🤖 AI Summary
This work investigates the generalization of the “avoiding path” concept—from simple graphs to arbitrary subgraphs with two designated terminals—and systematically establishes a formal definition of generalized avoidability. Methodologically, it employs combinatorial graph theory, structural induction, minimal counterexample analysis, and integrates Chudnovsky et al.’s (2023) recent connectivity decomposition techniques. The paper delivers the first necessary and sufficient condition for the extendability of avoidability, thereby delineating its theoretical boundaries: it proves robust extendability across multiple graph classes, while refuting several natural conjectures to precisely characterize feasibility limits. The core contribution is a unified framework for avoidability applicable to any two-terminal subgraph, yielding tight characterizations—both positive (sufficient conditions) and negative (inherent limitations)—that jointly establish the precise scope of generalization.
📝 Abstract
The concept of avoidable paths in graphs was introduced by Beisegel, Chudnovsky, Gurvich, Milaniv{c}, and Servatius in 2019 as a common generalization of avoidable vertices and simplicial paths. In 2020, Bonamy, Defrain, Hatzel, and Thiebaut proved that every graph containing an induced path of order $k$ also contains an avoidable induced path of the same order.
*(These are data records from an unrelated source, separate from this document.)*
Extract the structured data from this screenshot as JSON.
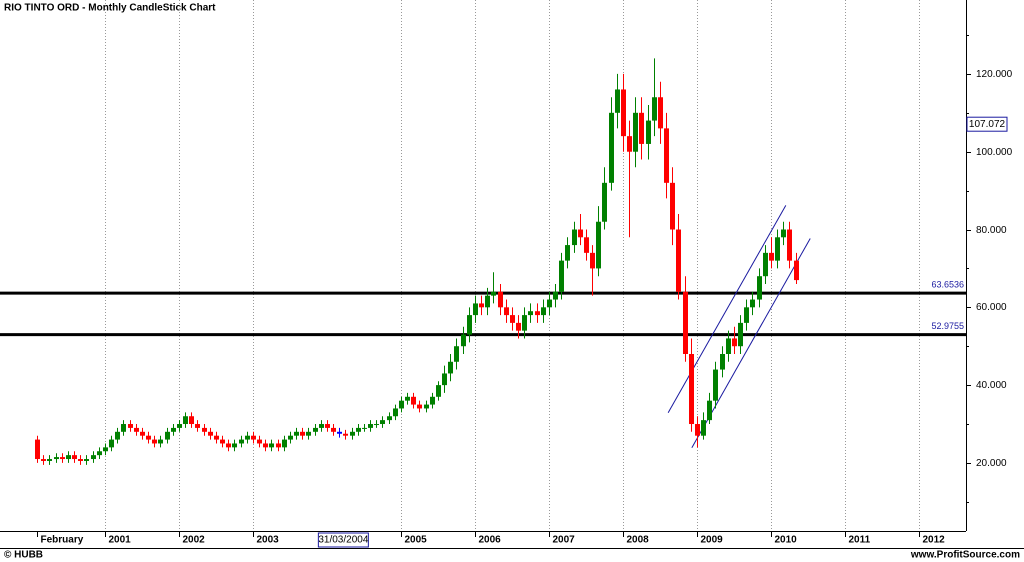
{
  "chart_data": {
    "type": "candlestick",
    "title": "RIO TINTO ORD - Monthly CandleStick Chart",
    "open": [
      26,
      21,
      20.5,
      21,
      21.5,
      21,
      22,
      21,
      20.5,
      21,
      22,
      23,
      24,
      26,
      28,
      30,
      29,
      28,
      27,
      26,
      25,
      26,
      28,
      29,
      30,
      32,
      30,
      29,
      28,
      27,
      26,
      25,
      24,
      25,
      26,
      27,
      26,
      25,
      24,
      25,
      24,
      26,
      27,
      28,
      27,
      28,
      29,
      30,
      29,
      28,
      27.5,
      27,
      28,
      29,
      29,
      30,
      30,
      31,
      32,
      34,
      36,
      37,
      35,
      34,
      35,
      37,
      40,
      43,
      46,
      50,
      53,
      58,
      61,
      60,
      63,
      64,
      60,
      58,
      56,
      54,
      58,
      59,
      58,
      60,
      62,
      64,
      72,
      76,
      80,
      78,
      74,
      70,
      82,
      92,
      110,
      116,
      104,
      100,
      110,
      102,
      108,
      114,
      106,
      92,
      80,
      64,
      48,
      30,
      27,
      31,
      36,
      44,
      48,
      52,
      50,
      56,
      60,
      62,
      68,
      74,
      72,
      78,
      80,
      72
    ],
    "high": [
      27,
      22,
      22,
      22.5,
      22.5,
      23,
      23,
      22,
      22,
      23,
      24,
      25,
      27,
      29,
      31,
      31,
      30,
      29,
      28,
      27,
      27,
      29,
      30,
      31,
      33,
      33,
      31,
      30,
      29,
      28,
      27,
      26,
      26,
      27,
      28,
      28,
      27,
      26,
      26,
      26,
      27,
      28,
      29,
      29,
      29,
      30,
      31,
      31,
      30,
      29,
      28.5,
      29,
      30,
      30,
      31,
      31,
      32,
      33,
      35,
      37,
      38,
      38,
      36,
      36,
      38,
      41,
      45,
      48,
      52,
      55,
      60,
      63,
      63,
      65,
      69,
      66,
      62,
      60,
      58,
      60,
      61,
      61,
      62,
      64,
      66,
      74,
      78,
      82,
      84,
      80,
      76,
      86,
      96,
      114,
      120,
      120,
      108,
      114,
      114,
      112,
      124,
      118,
      110,
      96,
      84,
      68,
      52,
      32,
      33,
      38,
      46,
      50,
      54,
      55,
      58,
      62,
      64,
      70,
      76,
      78,
      80,
      82,
      82,
      74
    ],
    "low": [
      20,
      19.5,
      19.5,
      20,
      20,
      20,
      20,
      19.5,
      19.5,
      20,
      21,
      22,
      23,
      25,
      27,
      28,
      27,
      26,
      25,
      24,
      24,
      25,
      27,
      28,
      29,
      29,
      28,
      27,
      26,
      25,
      24,
      23,
      23,
      24,
      25,
      25,
      24,
      23,
      23,
      23,
      23,
      25,
      26,
      26,
      26,
      27,
      28,
      28,
      27,
      26.5,
      26,
      26,
      27,
      28,
      28,
      29,
      29,
      30,
      31,
      33,
      35,
      34,
      33,
      33,
      34,
      36,
      38,
      41,
      44,
      48,
      51,
      56,
      58,
      58,
      61,
      58,
      56,
      54,
      52,
      52,
      56,
      56,
      56,
      58,
      60,
      62,
      70,
      74,
      76,
      72,
      63,
      68,
      80,
      90,
      106,
      100,
      78,
      96,
      98,
      98,
      104,
      102,
      88,
      76,
      62,
      46,
      28,
      24,
      26,
      30,
      34,
      42,
      46,
      48,
      48,
      54,
      58,
      60,
      66,
      70,
      70,
      76,
      70,
      66
    ],
    "close": [
      21,
      20.5,
      21,
      21.5,
      21,
      22,
      21,
      20.5,
      21,
      22,
      23,
      24,
      26,
      28,
      30,
      29,
      28,
      27,
      26,
      25,
      26,
      28,
      29,
      30,
      32,
      30,
      29,
      28,
      27,
      26,
      25,
      24,
      25,
      26,
      27,
      26,
      25,
      24,
      25,
      24,
      26,
      27,
      28,
      27,
      28,
      29,
      30,
      29,
      28,
      27.5,
      27,
      28,
      29,
      29,
      30,
      30,
      31,
      32,
      34,
      36,
      37,
      35,
      34,
      35,
      37,
      40,
      43,
      46,
      50,
      53,
      58,
      61,
      60,
      63,
      64,
      60,
      58,
      56,
      54,
      58,
      59,
      58,
      60,
      62,
      64,
      72,
      76,
      80,
      78,
      74,
      70,
      82,
      92,
      110,
      116,
      104,
      100,
      110,
      102,
      108,
      114,
      106,
      92,
      80,
      64,
      48,
      30,
      27,
      31,
      36,
      44,
      48,
      52,
      50,
      56,
      60,
      62,
      68,
      74,
      72,
      78,
      80,
      72,
      67
    ],
    "up_color": "#008000",
    "down_color": "#ff0000",
    "cursor": {
      "value": 2004.167,
      "label": "31/03/2004",
      "color": "#0000ff"
    },
    "xlim": [
      1999.581,
      2012.635
    ],
    "xticks": [
      {
        "value": 2000.083,
        "label": "February"
      },
      2001,
      2002,
      2003,
      2005,
      2006,
      2007,
      2008,
      2009,
      2010,
      2011,
      2012
    ],
    "ylim": [
      2.5,
      139
    ],
    "yticks": [
      {
        "value": 20,
        "label": "20.000"
      },
      {
        "value": 40,
        "label": "40.000"
      },
      {
        "value": 60,
        "label": "60.000"
      },
      {
        "value": 80,
        "label": "80.000"
      },
      {
        "value": 100,
        "label": "100.000"
      },
      {
        "value": 120,
        "label": "120.000"
      }
    ],
    "yminor": [
      10,
      30,
      50,
      70,
      90,
      110,
      130
    ],
    "grid": "x",
    "levels": [
      {
        "value": 63.6536,
        "label": "63.6536"
      },
      {
        "value": 52.9755,
        "label": "52.9755"
      }
    ],
    "price_marker": {
      "value": 107.072,
      "label": "107.072"
    },
    "trend_lines": [
      {
        "x": [
          2008.61,
          2010.2
        ],
        "y": [
          32.9,
          86.2
        ],
        "color": "#1a1aa0"
      },
      {
        "x": [
          2008.93,
          2010.53
        ],
        "y": [
          23.9,
          77.7
        ],
        "color": "#1a1aa0"
      }
    ],
    "footer_left": "© HUBB",
    "footer_right": "www.ProfitSource.com"
  }
}
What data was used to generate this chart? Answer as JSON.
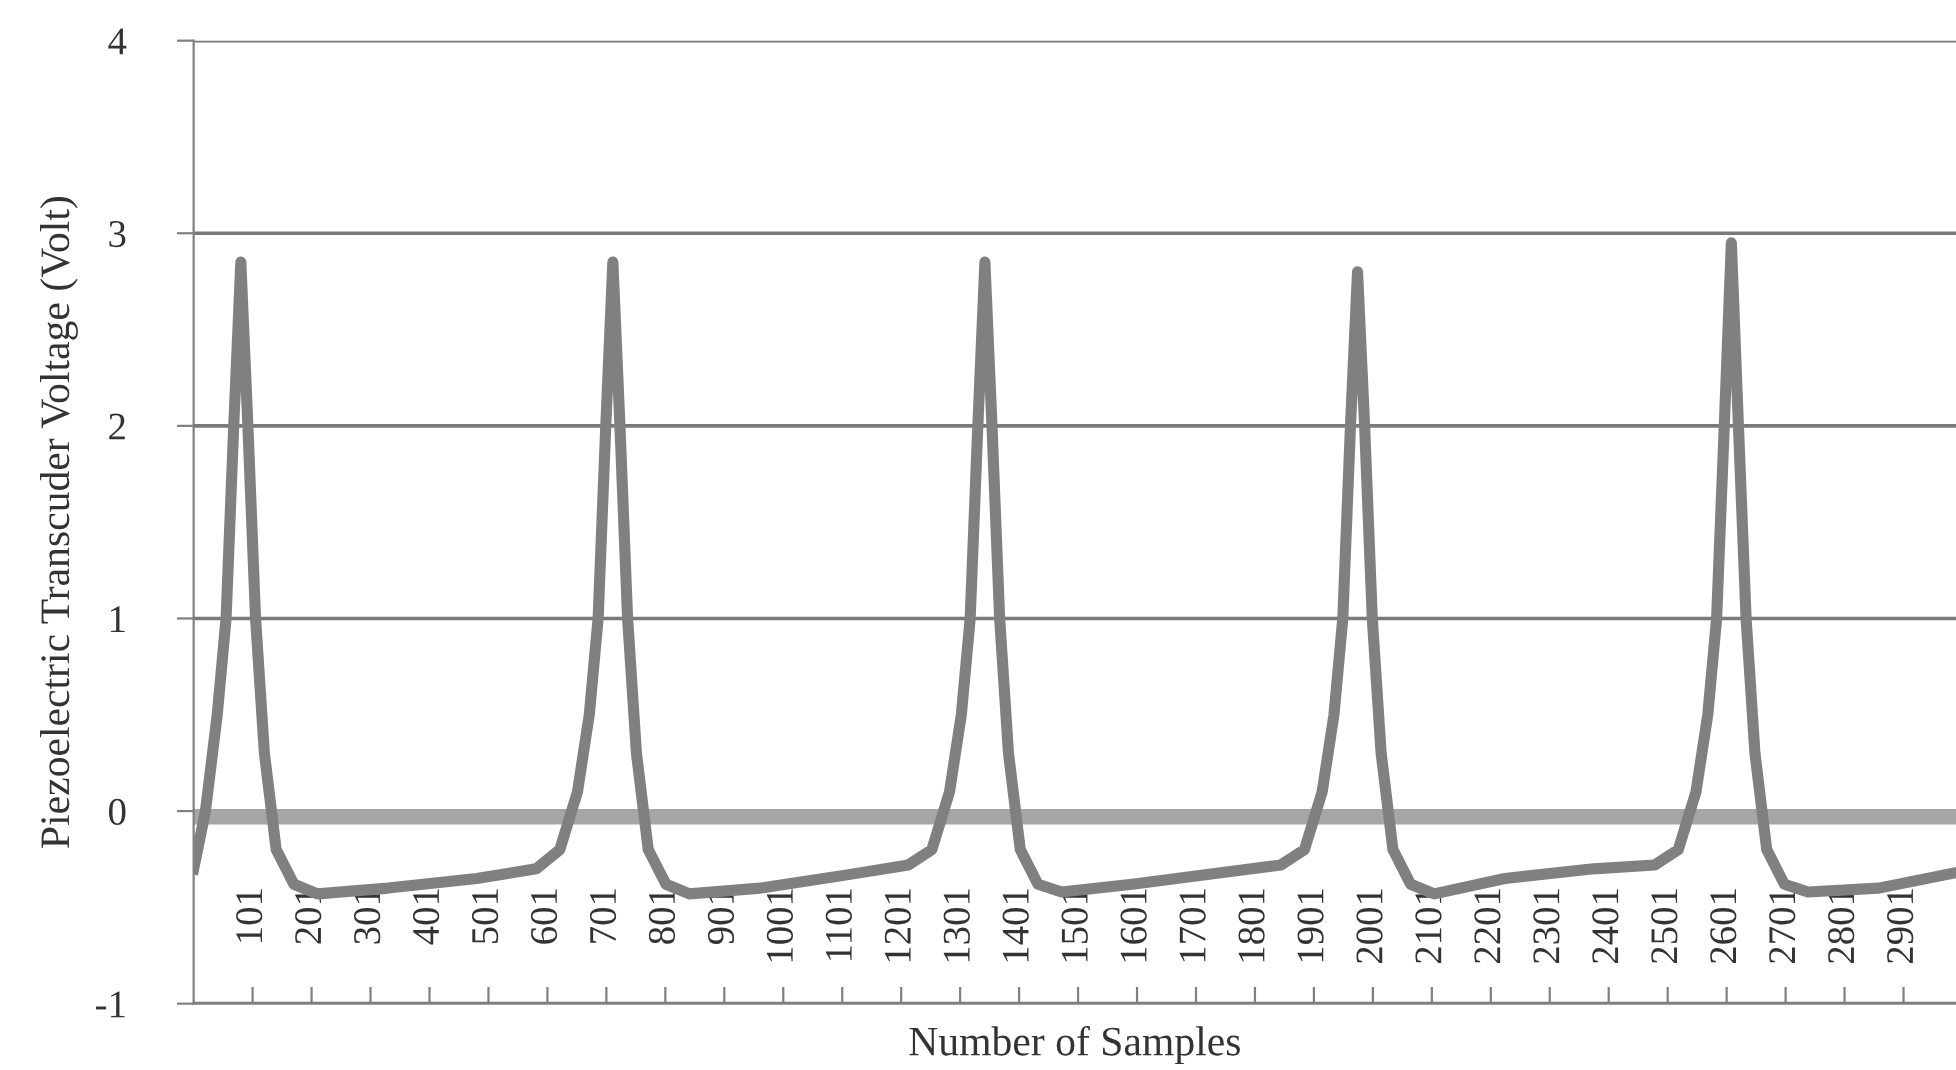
{
  "chart_data": {
    "type": "line",
    "xlabel": "Number of Samples",
    "ylabel": "Piezoelectric Transcuder Voltage (Volt)",
    "xlim": [
      1,
      2990
    ],
    "ylim": [
      -1,
      4
    ],
    "yticks": [
      -1,
      0,
      1,
      2,
      3,
      4
    ],
    "xticks": [
      101,
      201,
      301,
      401,
      501,
      601,
      701,
      801,
      901,
      1001,
      1101,
      1201,
      1301,
      1401,
      1501,
      1601,
      1701,
      1801,
      1901,
      2001,
      2101,
      2201,
      2301,
      2401,
      2501,
      2601,
      2701,
      2801,
      2901
    ],
    "grid": "y",
    "legend": false,
    "marker": "none",
    "line_style": "solid",
    "series": [
      {
        "color": "#808080",
        "x": [
          1,
          21,
          41,
          56,
          69,
          81,
          93,
          106,
          121,
          141,
          171,
          211,
          331,
          481,
          582,
          622,
          652,
          672,
          687,
          700,
          712,
          724,
          737,
          752,
          772,
          802,
          842,
          962,
          1112,
          1213,
          1253,
          1283,
          1303,
          1318,
          1331,
          1343,
          1355,
          1368,
          1383,
          1403,
          1433,
          1473,
          1593,
          1743,
          1845,
          1885,
          1915,
          1935,
          1950,
          1963,
          1975,
          1987,
          2000,
          2015,
          2035,
          2065,
          2105,
          2225,
          2375,
          2479,
          2519,
          2549,
          2569,
          2584,
          2597,
          2609,
          2621,
          2634,
          2649,
          2669,
          2699,
          2739,
          2859,
          2990
        ],
        "values": [
          -0.3,
          0.0,
          0.5,
          1.0,
          2.0,
          2.85,
          2.0,
          1.0,
          0.3,
          -0.2,
          -0.38,
          -0.43,
          -0.4,
          -0.35,
          -0.3,
          -0.2,
          0.1,
          0.5,
          1.0,
          2.0,
          2.85,
          2.0,
          1.0,
          0.3,
          -0.2,
          -0.38,
          -0.43,
          -0.4,
          -0.33,
          -0.28,
          -0.2,
          0.1,
          0.5,
          1.0,
          2.0,
          2.85,
          2.0,
          1.0,
          0.3,
          -0.2,
          -0.38,
          -0.42,
          -0.38,
          -0.32,
          -0.28,
          -0.2,
          0.1,
          0.5,
          1.0,
          2.0,
          2.8,
          2.0,
          1.0,
          0.3,
          -0.2,
          -0.38,
          -0.43,
          -0.35,
          -0.3,
          -0.28,
          -0.2,
          0.1,
          0.5,
          1.0,
          2.0,
          2.95,
          2.0,
          1.0,
          0.3,
          -0.2,
          -0.38,
          -0.42,
          -0.4,
          -0.32
        ]
      },
      {
        "color": "#a6a6a6",
        "x": [
          1,
          2990
        ],
        "values": [
          -0.03,
          -0.03
        ]
      }
    ]
  }
}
They also asked whether one could generalize this result to other avoidable structures, leaving the notion of avoidability up to interpretation. In this paper we address this question: we specify the concept of avoidability for arbitrary graphs equipped with two terminal vertices. We provide both positive and negative results, some of which appear to be related to the recent work by Chudnovsky, Norin, Seymour, and Turcotte [arXiv:2301.13175].